1. I’m heading to the airport to fly to Orlando for the ICR Conference tomorrow and Tuesday. They’re hosting an “inaugural dedicated cannabis track” with a panel on “Cannabis Investing: Capitalizing on a New Global Asset Class.” Oh please – sure sign of a bubble!
2. You know how you never forget the first time you meet one of your heroes? I for sure remember the handful of times I’ve met Buffett and Munger, for example. Well, I had one of those experiences yesterday when I – totally unexpectedly – had the chance to meet and briefly chat with the world’s most famous rock climber, Alex Honnold. You can read about it on my Facebook post here and here’s a picture of us:
3. In my last email, I had a link to an excellent interview by Shane Parrish of the Farnam Street blog on How Not To Be Stupid. Following up on that, here’s a podcast interview that my friend Dan Ferris, who publishes the Extreme Value newsletter at Stansberry Research, did with Shane: click here to listen to it (it starts at 20:00; the first part is a follow-up to Dan’s discussion with Mark Spiegel on Tesla the previous week).
4. Some VERY interesting research and findings: How Companies Like Apple Sprinkle Secrets in Earnings Reports. Excerpt:
Three economists — Lauren Cohen and Christopher Malloy of the Harvard Business School, and Quoc Nguyen of DePaul University — downloaded every quarterly and annual corporate report of every publicly traded American company from 1995 to 2014.
They then sifted through thousands of reports, using a text analysis program. “We filtered out the reports that made a lot of wording changes over the previous year’s version,” Mr. Cohen said in an interview. “It turned out that when there are a lot of changes, there’s a good chance that something important is going on, and most of the time, it’s negative.”
Among the reports that included many such changes, the researchers found a high probability that the companies’ share prices would decline several months after the reports appeared.
Textual changes in the “risk factors” section were most likely to predict subsequent moves in share prices. (Corporate earnings reports are rigidly formatted to comply with Securities and Exchange Commission requirements and are divided into predictable sections.) When the researchers refined the analysis further, differentiating between textual changes that were positive and negative, the results were even more striking.
The overwhelming majority — 86 percent — of reports with substantial wording changes were primarily negative in tone. But the minority that contained primarily positive language generally correlated with increases in share prices later.
That brings up another important point: The stock market rarely responded to the subtle hints in the reports immediately.
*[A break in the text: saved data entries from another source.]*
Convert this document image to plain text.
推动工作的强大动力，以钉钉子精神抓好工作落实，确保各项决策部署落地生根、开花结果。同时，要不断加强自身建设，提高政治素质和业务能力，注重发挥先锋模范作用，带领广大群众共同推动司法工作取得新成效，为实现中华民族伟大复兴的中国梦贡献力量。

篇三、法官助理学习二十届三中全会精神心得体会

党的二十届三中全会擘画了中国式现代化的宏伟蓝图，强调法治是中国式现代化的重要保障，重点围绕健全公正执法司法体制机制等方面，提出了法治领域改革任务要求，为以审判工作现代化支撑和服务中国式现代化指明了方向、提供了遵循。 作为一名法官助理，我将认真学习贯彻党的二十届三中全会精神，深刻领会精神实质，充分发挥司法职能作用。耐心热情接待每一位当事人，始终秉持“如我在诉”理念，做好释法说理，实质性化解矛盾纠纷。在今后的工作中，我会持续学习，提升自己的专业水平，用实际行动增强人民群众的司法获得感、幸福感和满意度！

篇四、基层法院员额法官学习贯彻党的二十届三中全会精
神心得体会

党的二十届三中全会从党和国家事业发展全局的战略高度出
In fact, it typically took several months for whatever good or bad news was embedded in the reports to be widely understood — and to move the stock market.
This delay means that there is a profit opportunity for those able to exploit it, the researchers said.
5. I’d never heard of this guy until I read this article (though I’m told he’s a legend in Canada) – what a story! ‘Canada’s Warren Buffett’ Drives His Own Pickup Truck. Excerpt:
It’s here in Canada’s vast breadbasket that Pattison was born and where, at age 90, he’s overseeing one of the newest arms of his C$10 billion ($7.4 billion) empire: Pattison Agriculture, a string of John Deere equipment dealerships serving 21 million acres of farmland.
“We’re seeing more opportunities than we ever have,” says Pattison, steering confidently, his diminutive frame overwhelmed by the cavernous, black leather seats of his Ram 1500 Laramie truck. “There are still lots of opportunities with all the changes going on in the world.”
The road trip offers a rare glimpse of the intensely private Pattison, Canada’s third-richest man, who created his iconic business group in seeming defiance of modern empire-building. He eschews emails, carries a cell phone but barely checks it, and can count on one hand the number of times his group has used an investment bank in recent memory.
Pattison is often dubbed Canada’s Warren Buffett—a trope that underscores how relatively unknown he remains outside Canada despite a conglomerate that operates in 85 countries across a dizzying array of industries: supermarkets, lumber, fisheries, disposable packaging for KFC, billboards across Canada and ownership of the No. 1 copyrighted best-seller of all time, the “Guinness World Records.” Believe it or not, he even owns the Ripley Entertainment Inc. empire.
“Back in Omaha, I’m known as the Jim Pattison of the United States,” Buffett quipped this month when he surprised Pattison onstage in Toronto as the Canadian billionaire was inducted into the country’s Walk of Fame. Pattison dismisses the comparison. “Warren Buffett is in a class all by himself,” he insists.